# Airplay sur iPad Mini



## Rudj (18 Avril 2014)

Bonjour @ toutes et tous,
Je remonte ce post car cela 6 semaines que je ne trouve aucune solution. L'appareil a déjà été changé mais pour Apple il n'y a pas de panne...
L'Airplay fonctionne avec intermittence sur une enceinte BOSE SoundTouch 20. Cela ne se produit qu'avec mon compte Google Play Musique et le Cloud d'iTunes sur lequel se trouve les morceaux que j'ai achetés.
J'ai testé avec un iPad seconde génération RIEN  !!! Tout fonctionne correctement, aucune interruption lecture parfaite...

C'est toujours mieux de dire que j'ai TOUT recharger plusieurs fois, initialisé mon iPad Mini (qui a 4 semaines, le premier aurait eu 6 semaines), rechargé les drivers de l'enceinte BOSE et réinitialisé également, désinstallé/réinstallé les apps BOSE SoundTouch et Google Music, changé les paramètres de sécurité de mon réseau (de WEP à WPA2); c'est incompréhensible, il y a des coupures régulières de la réception du signal, comme si quelque chose la bloquait à intervalle régulier  Je ne compte pas le nombre de JOURS de test que cela représente mais c'est monstrueux. J'ai tenté de connecter l'iPad sur d'autres réseaux internet via la configuration Airplay conseillé par BOSE, SANS AUCUN SUCCES !!!
Je suis un peu désespéré car TOUT le monde se renvoie la balle et ne cherche pas la cause de ce dysfonctionnement aberrant :mouais:

Si l'un(e) d'entre vous avait une idée de la cause, il(elle) serait bienvenue

Merci


----------



## Rudj (14 Juillet 2014)

Bonjour,

Je viens de charger la mise à jour de Google Play qui est censée corrigée des bugs et bien c'est pire !!!
Les coupures en lecture Airplay sont presque instantanées !!!

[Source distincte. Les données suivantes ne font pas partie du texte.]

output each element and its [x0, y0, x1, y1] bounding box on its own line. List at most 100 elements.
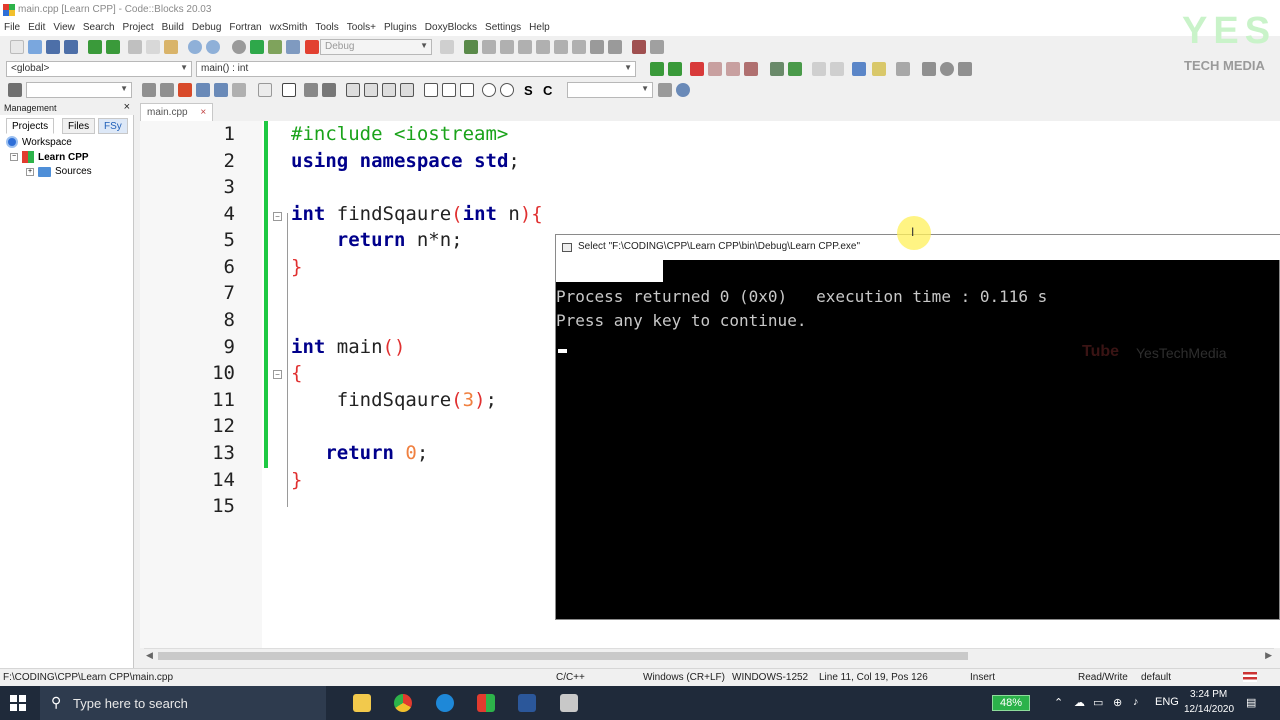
- console-task-icon[interactable]: [560, 694, 578, 712]
- tab-projects[interactable]: Projects: [6, 118, 55, 134]
- run-to-cursor-icon[interactable]: [482, 40, 496, 54]
- menu-build[interactable]: Build: [158, 20, 188, 35]
- replace-icon[interactable]: [206, 40, 220, 54]
- pause-icon[interactable]: [590, 40, 604, 54]
- tray-date[interactable]: 12/14/2020: [1184, 704, 1234, 715]
- build-run-icon[interactable]: [268, 40, 282, 54]
- regex-icon[interactable]: [232, 83, 246, 97]
- zoom-out-icon[interactable]: [500, 83, 514, 97]
- menu-doxyblocks[interactable]: DoxyBlocks: [421, 20, 481, 35]
- jump-first-icon[interactable]: [922, 62, 936, 76]
- tray-network-icon[interactable]: ⊕: [1113, 696, 1122, 709]
- tray-cloud-icon[interactable]: ☁: [1074, 696, 1085, 709]
- run-icon[interactable]: [250, 40, 264, 54]
- jump-forward-icon[interactable]: [668, 62, 682, 76]
- menu-wxsmith[interactable]: wxSmith: [266, 20, 312, 35]
- close-icon[interactable]: ×: [124, 101, 130, 113]
- cut-icon[interactable]: [128, 40, 142, 54]
- menu-edit[interactable]: Edit: [24, 20, 49, 35]
- undo-icon[interactable]: [88, 40, 102, 54]
- find-icon[interactable]: [188, 40, 202, 54]
- horizontal-scrollbar[interactable]: ◀ ▶: [144, 648, 1274, 662]
- selected-text-icon[interactable]: [196, 83, 210, 97]
- jump-back-icon[interactable]: [650, 62, 664, 76]
- tray-volume-icon[interactable]: ♪: [1133, 696, 1139, 708]
- block-icon-4[interactable]: [400, 83, 414, 97]
- menu-file[interactable]: File: [0, 20, 24, 35]
- doxyblocks-extract-icon[interactable]: [788, 62, 802, 76]
- console-window[interactable]: Select "F:\CODING\CPP\Learn CPP\bin\Debu…: [555, 234, 1280, 620]
- record-icon[interactable]: [940, 62, 954, 76]
- windows-start-icon[interactable]: [10, 695, 26, 711]
- match-case-icon[interactable]: [214, 83, 228, 97]
- copy-icon[interactable]: [146, 40, 160, 54]
- menu-help[interactable]: Help: [525, 20, 554, 35]
- next-instruction-icon[interactable]: [554, 40, 568, 54]
- open-icon[interactable]: [28, 40, 42, 54]
- bookmark-prev-icon[interactable]: [708, 62, 722, 76]
- tree-sources[interactable]: + Sources: [26, 166, 92, 177]
- menu-view[interactable]: View: [49, 20, 79, 35]
- tab-files[interactable]: Files: [62, 118, 96, 134]
- select-pointer-icon[interactable]: [258, 83, 272, 97]
- stop-debug-icon[interactable]: [608, 40, 622, 54]
- doxyblocks-wizard-icon[interactable]: [770, 62, 784, 76]
- menu-fortran[interactable]: Fortran: [225, 20, 265, 35]
- bookmark-next-icon[interactable]: [726, 62, 740, 76]
- frame-icon-1[interactable]: [424, 83, 438, 97]
- edge-icon[interactable]: [436, 694, 454, 712]
- file-explorer-icon[interactable]: [353, 694, 371, 712]
- save-icon[interactable]: [46, 40, 60, 54]
- word-icon[interactable]: [518, 694, 536, 712]
- scroll-thumb[interactable]: [158, 652, 968, 660]
- tree-workspace[interactable]: Workspace: [6, 136, 72, 148]
- bookmark-toggle-icon[interactable]: [690, 62, 704, 76]
- step-into-icon[interactable]: [518, 40, 532, 54]
- menu-tools-plus[interactable]: Tools+: [343, 20, 380, 35]
- block-comment-icon[interactable]: [812, 62, 826, 76]
- abort-icon[interactable]: [305, 40, 319, 54]
- tray-time[interactable]: 3:24 PM: [1190, 689, 1227, 700]
- debug-windows-icon[interactable]: [632, 40, 646, 54]
- show-select-target-icon[interactable]: [440, 40, 454, 54]
- search-combo[interactable]: ▼: [26, 82, 132, 98]
- paste-icon[interactable]: [164, 40, 178, 54]
- highlight-icon[interactable]: [178, 83, 192, 97]
- format-apply-icon[interactable]: [658, 83, 672, 97]
- build-target-select[interactable]: Debug ▼: [320, 39, 432, 55]
- block-icon-1[interactable]: [346, 83, 360, 97]
- format-search-icon[interactable]: [676, 83, 690, 97]
- record-macro-icon[interactable]: [8, 83, 22, 97]
- frame-icon-3[interactable]: [460, 83, 474, 97]
- block-icon-2[interactable]: [364, 83, 378, 97]
- s-format-icon[interactable]: S: [524, 83, 538, 98]
- zoom-in-icon[interactable]: [482, 83, 496, 97]
- frame-icon-2[interactable]: [442, 83, 456, 97]
- jump-last-icon[interactable]: [958, 62, 972, 76]
- nav-back-icon[interactable]: [142, 83, 156, 97]
- tree-project[interactable]: − Learn CPP: [10, 151, 89, 163]
- tray-language[interactable]: ENG: [1155, 696, 1179, 708]
- scroll-right-icon[interactable]: ▶: [1265, 650, 1272, 661]
- chrome-icon[interactable]: [394, 694, 412, 712]
- battery-indicator[interactable]: 48%: [992, 695, 1030, 711]
- nav-forward-icon[interactable]: [160, 83, 174, 97]
- codeblocks-task-icon[interactable]: [477, 694, 495, 712]
- run-html-icon[interactable]: [852, 62, 866, 76]
- fold-toggle-icon[interactable]: −: [273, 370, 282, 379]
- checklist-icon[interactable]: [322, 83, 336, 97]
- step-instruction-icon[interactable]: [572, 40, 586, 54]
- menu-plugins[interactable]: Plugins: [380, 20, 421, 35]
- save-all-icon[interactable]: [64, 40, 78, 54]
- tab-main-cpp[interactable]: main.cpp ×: [140, 103, 214, 121]
- menu-tools[interactable]: Tools: [311, 20, 342, 35]
- menu-debug[interactable]: Debug: [188, 20, 225, 35]
- step-out-icon[interactable]: [536, 40, 550, 54]
- tray-chevron-icon[interactable]: ⌃: [1054, 696, 1063, 709]
- bookmark-clear-icon[interactable]: [744, 62, 758, 76]
- new-file-icon[interactable]: [10, 40, 24, 54]
- format-combo[interactable]: ▼: [567, 82, 653, 98]
- tab-fsymbols[interactable]: FSy: [98, 118, 128, 134]
- fold-toggle-icon[interactable]: −: [273, 212, 282, 221]
- symbol-select[interactable]: main() : int ▼: [196, 61, 636, 77]
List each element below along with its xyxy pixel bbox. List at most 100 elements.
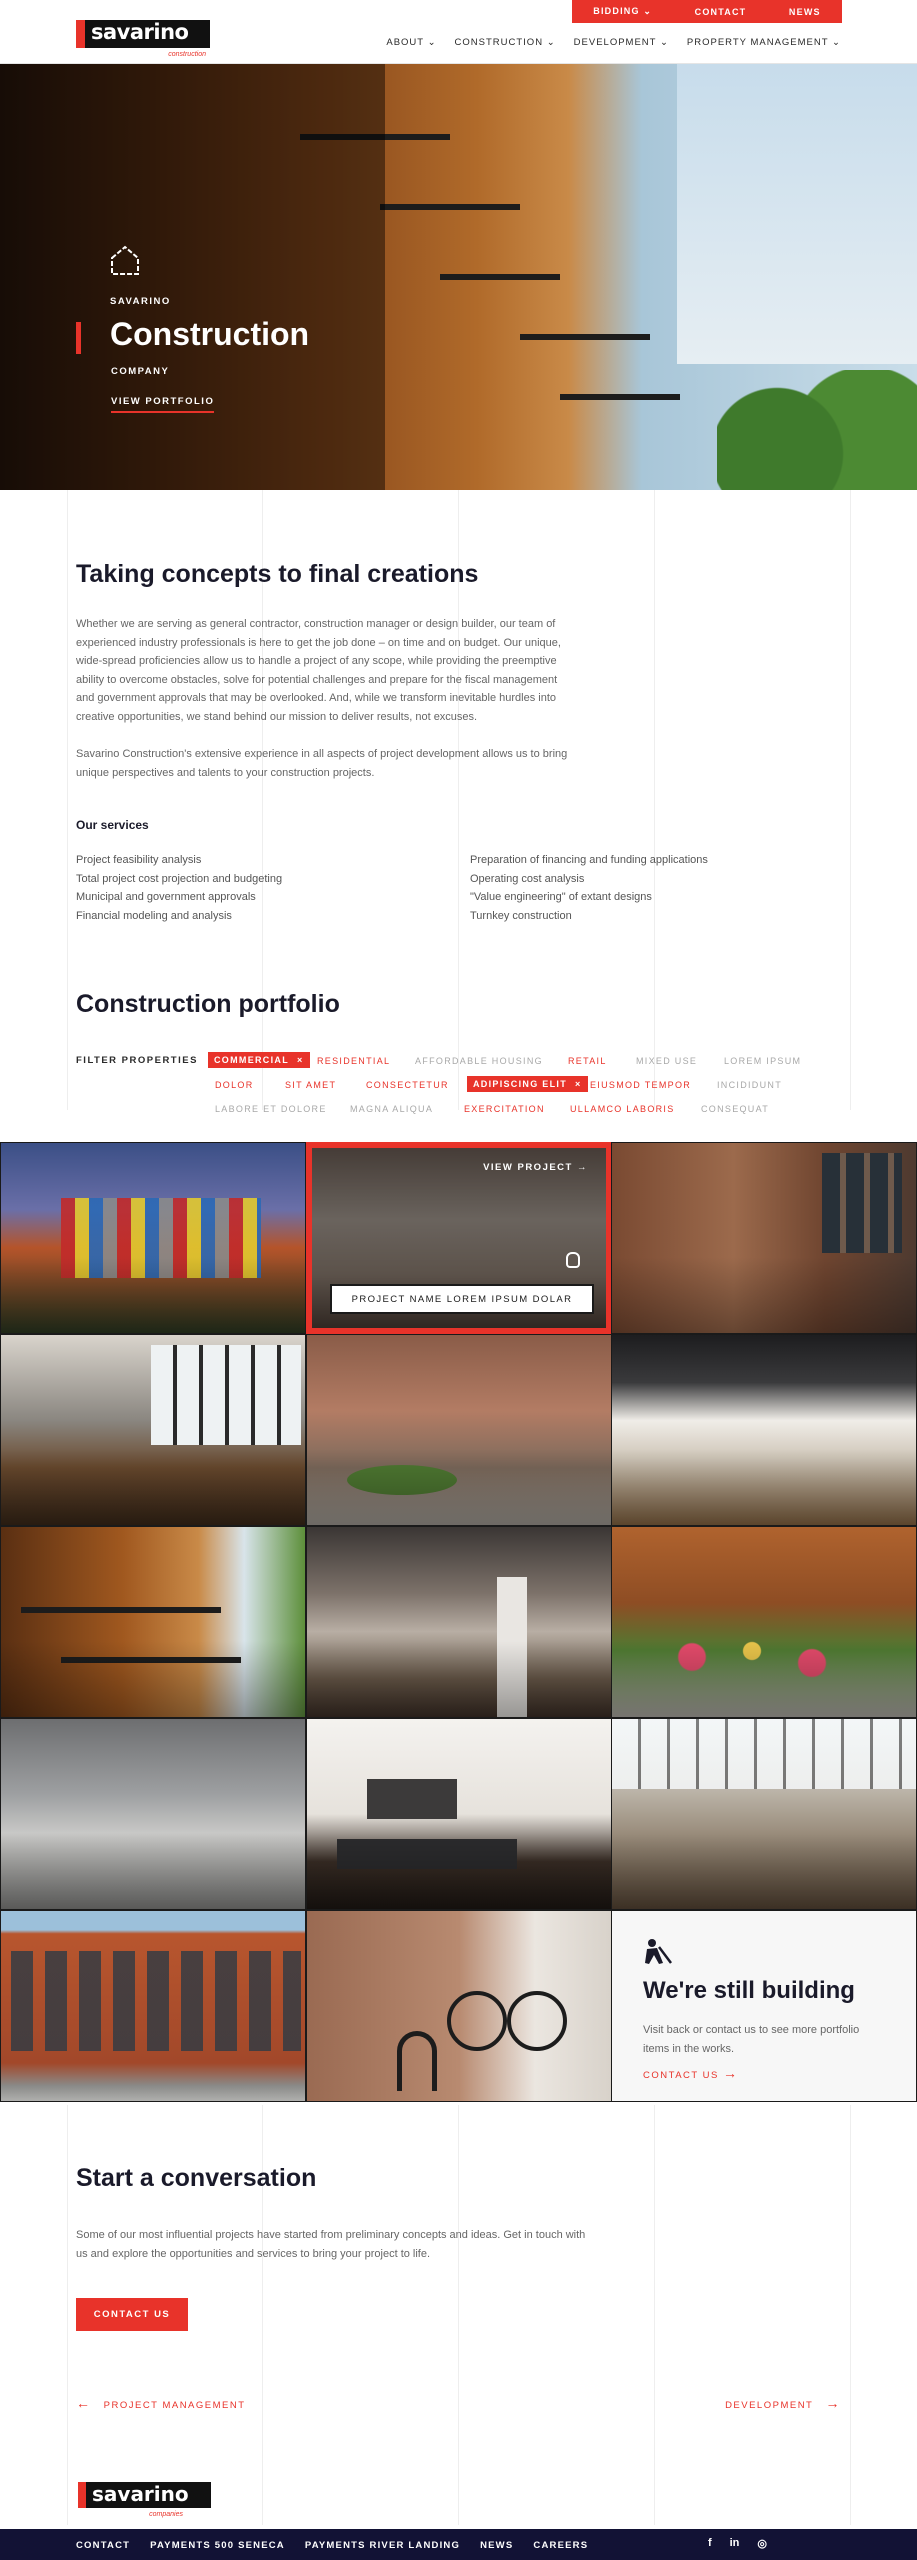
- filter-residential[interactable]: RESIDENTIAL: [317, 1056, 390, 1066]
- hero-banner: SAVARINO Construction COMPANY VIEW PORTF…: [0, 64, 917, 490]
- tile-shade: [1, 1833, 305, 1909]
- portfolio-tile[interactable]: [306, 1334, 612, 1526]
- nav-item-construction[interactable]: CONSTRUCTION ⌄: [455, 37, 556, 48]
- filter-adipiscing-elit[interactable]: ADIPISCING ELIT ×: [467, 1076, 588, 1092]
- hero-accent-bar: [76, 322, 81, 354]
- nav-item-development[interactable]: DEVELOPMENT ⌄: [574, 37, 669, 48]
- portfolio-tile[interactable]: [0, 1142, 306, 1334]
- portfolio-tile[interactable]: [0, 1910, 306, 2102]
- tile-shade: [307, 1833, 611, 1909]
- services-list-left: Project feasibility analysis Total proje…: [76, 851, 282, 925]
- topbar-item-contact[interactable]: CONTACT: [695, 7, 747, 17]
- portfolio-tile[interactable]: [306, 1910, 612, 2102]
- filter-consectetur[interactable]: CONSECTETUR: [366, 1080, 449, 1090]
- instagram-icon[interactable]: ◎: [757, 2537, 767, 2550]
- filter-labore-et-dolore[interactable]: LABORE ET DOLORE: [215, 1104, 327, 1114]
- portfolio-tile[interactable]: [306, 1526, 612, 1718]
- filter-incididunt[interactable]: INCIDIDUNT: [717, 1080, 782, 1090]
- footer-link-news[interactable]: NEWS: [480, 2540, 513, 2551]
- filter-dolor[interactable]: DOLOR: [215, 1080, 254, 1090]
- filter-exercitation[interactable]: EXERCITATION: [464, 1104, 545, 1114]
- chevron-down-icon: ⌄: [659, 37, 669, 48]
- topbar-item-news[interactable]: NEWS: [789, 7, 821, 17]
- grid-line: [850, 2105, 851, 2525]
- portfolio-tile[interactable]: [306, 1718, 612, 1910]
- footer-link-contact[interactable]: CONTACT: [76, 2540, 130, 2551]
- hero-balcony: [380, 204, 520, 210]
- hero-trees: [717, 370, 917, 490]
- arrow-right-icon: →: [723, 2065, 739, 2081]
- footer-logo[interactable]: savarino companies: [78, 2482, 211, 2518]
- bicycle-wheel: [507, 1991, 567, 2051]
- intro-paragraph-2: Savarino Construction's extensive experi…: [76, 748, 568, 779]
- close-icon[interactable]: ×: [297, 1055, 304, 1065]
- utility-nav: BIDDING ⌄ CONTACT NEWS: [572, 0, 842, 23]
- hero-eyebrow: SAVARINO: [110, 296, 171, 307]
- filter-ullamco-laboris[interactable]: ULLAMCO LABORIS: [570, 1104, 675, 1114]
- photo-balcony: [21, 1607, 221, 1613]
- footer-link-payments-500-seneca[interactable]: PAYMENTS 500 SENECA: [150, 2540, 285, 2551]
- filter-label: FILTER PROPERTIES: [76, 1055, 198, 1066]
- linkedin-icon[interactable]: in: [730, 2537, 740, 2550]
- filter-consequat[interactable]: CONSEQUAT: [701, 1104, 769, 1114]
- topbar-item-bidding[interactable]: BIDDING ⌄: [593, 6, 652, 17]
- chevron-down-icon: ⌄: [832, 37, 841, 48]
- photo-skylight: [612, 1719, 916, 1789]
- conversation-title: Start a conversation: [76, 2164, 317, 2192]
- main-nav: ABOUT ⌄ CONSTRUCTION ⌄ DEVELOPMENT ⌄ PRO…: [386, 37, 841, 48]
- grid-line: [654, 2105, 655, 2525]
- footer-nav: CONTACT PAYMENTS 500 SENECA PAYMENTS RIV…: [76, 2540, 588, 2551]
- grid-line: [67, 2105, 68, 2525]
- facebook-icon[interactable]: f: [708, 2537, 712, 2550]
- logo-subtitle: companies: [149, 2511, 183, 2518]
- list-item: Municipal and government approvals: [76, 891, 256, 903]
- arrow-left-icon: ←: [76, 2395, 92, 2411]
- logo-subtitle: construction: [168, 51, 206, 58]
- portfolio-tile-hovered[interactable]: VIEW PROJECT → PROJECT NAME LOREM IPSUM …: [306, 1142, 612, 1334]
- grid-line: [67, 490, 68, 1110]
- portfolio-tile[interactable]: [0, 1526, 306, 1718]
- nav-item-about[interactable]: ABOUT ⌄: [386, 37, 436, 48]
- contact-us-link[interactable]: CONTACT US →: [643, 2065, 739, 2081]
- close-icon[interactable]: ×: [575, 1079, 582, 1089]
- filter-commercial[interactable]: COMMERCIAL ×: [208, 1052, 310, 1068]
- portfolio-tile[interactable]: [0, 1718, 306, 1910]
- nav-item-property-management[interactable]: PROPERTY MANAGEMENT ⌄: [687, 37, 841, 48]
- contact-us-button[interactable]: CONTACT US: [76, 2298, 188, 2331]
- savarino-logo[interactable]: savarino construction: [76, 20, 210, 58]
- photo-windows: [151, 1345, 301, 1445]
- logo-wordmark: savarino: [91, 20, 189, 44]
- tile-shade: [612, 1833, 916, 1909]
- portfolio-tile[interactable]: [611, 1334, 917, 1526]
- filter-eiusmod-tempor[interactable]: EIUSMOD TEMPOR: [590, 1080, 691, 1090]
- footer-link-careers[interactable]: CAREERS: [533, 2540, 588, 2551]
- prev-page-link[interactable]: ← PROJECT MANAGEMENT: [76, 2395, 246, 2411]
- tile-shade: [612, 1257, 916, 1333]
- project-name-label[interactable]: PROJECT NAME LOREM IPSUM DOLAR: [330, 1284, 594, 1314]
- filter-magna-aliqua[interactable]: MAGNA ALIQUA: [350, 1104, 433, 1114]
- arrow-right-icon: →: [577, 1162, 588, 1173]
- portfolio-tile[interactable]: [0, 1334, 306, 1526]
- hero-sky: [677, 64, 917, 364]
- grid-line: [458, 2105, 459, 2525]
- footer-link-payments-river-landing[interactable]: PAYMENTS RIVER LANDING: [305, 2540, 460, 2551]
- filter-lorem-ipsum[interactable]: LOREM IPSUM: [724, 1056, 801, 1066]
- portfolio-title: Construction portfolio: [76, 990, 340, 1018]
- filter-affordable-housing[interactable]: AFFORDABLE HOUSING: [415, 1056, 543, 1066]
- services-list-right: Preparation of financing and funding app…: [470, 851, 708, 925]
- next-page-link[interactable]: DEVELOPMENT →: [725, 2395, 841, 2411]
- portfolio-tile[interactable]: [611, 1142, 917, 1334]
- portfolio-tile[interactable]: [611, 1526, 917, 1718]
- construction-worker-icon: [645, 1939, 672, 1964]
- filter-mixed-use[interactable]: MIXED USE: [636, 1056, 697, 1066]
- list-item: Turnkey construction: [470, 909, 572, 922]
- view-portfolio-link[interactable]: VIEW PORTFOLIO: [111, 396, 215, 413]
- filter-retail[interactable]: RETAIL: [568, 1056, 607, 1066]
- photo-windows: [11, 1951, 301, 2051]
- portfolio-tile[interactable]: [611, 1718, 917, 1910]
- intro-paragraph-1: Whether we are serving as general contra…: [76, 618, 561, 723]
- filter-sit-amet[interactable]: SIT AMET: [285, 1080, 336, 1090]
- view-project-link[interactable]: VIEW PROJECT →: [483, 1162, 588, 1173]
- chevron-down-icon: ⌄: [546, 37, 556, 48]
- list-item: Project feasibility analysis: [76, 854, 202, 866]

Je continue de penser que l'émetteur Wi-fi de l'iPad Mini est de mauvaise qualité, puis que dans la même situation iPad seconde génération se comporte normalement.
Que faire, Apple conteste fermement sa responsabilité dans ce dysfonctionnement  ?

Merci pour votre support

Je rappelle la config :
iPad Mini de mars 2014, une enceinte SoudTouch 20 Bose + utilisation compte Google Play Music avec Airplay


----------



## adixya (14 Juillet 2014)

Moi je te conseille de trouver un ami qui a une freebox et de tester airplay sur la freebox. Si ça marche bien, c'est que le problème ne vient pas de l'iPad mini...
Si ça ne marche pas tu pourras te plaindre du airplay défaillant avec une freebox normale.
Tu pourrais même essayer deux ou trois freebox différentes si possible et montrer que c'est partout la même chose.

Cela dit si il y a vraiment un problème sur tous les iPad mini, alors il n'y a pas vraiment de solution pour toi du coup.
Apple aura beau t'en donner un nouveau, tu auras toujours le même problème.
Donc je ne vois pas bien ce que apple ou toi pouvez faire à part pour toi de refourguer ton mini ailleurs et acheter un modèle avec lequel ça va mieux fonctionner...


----------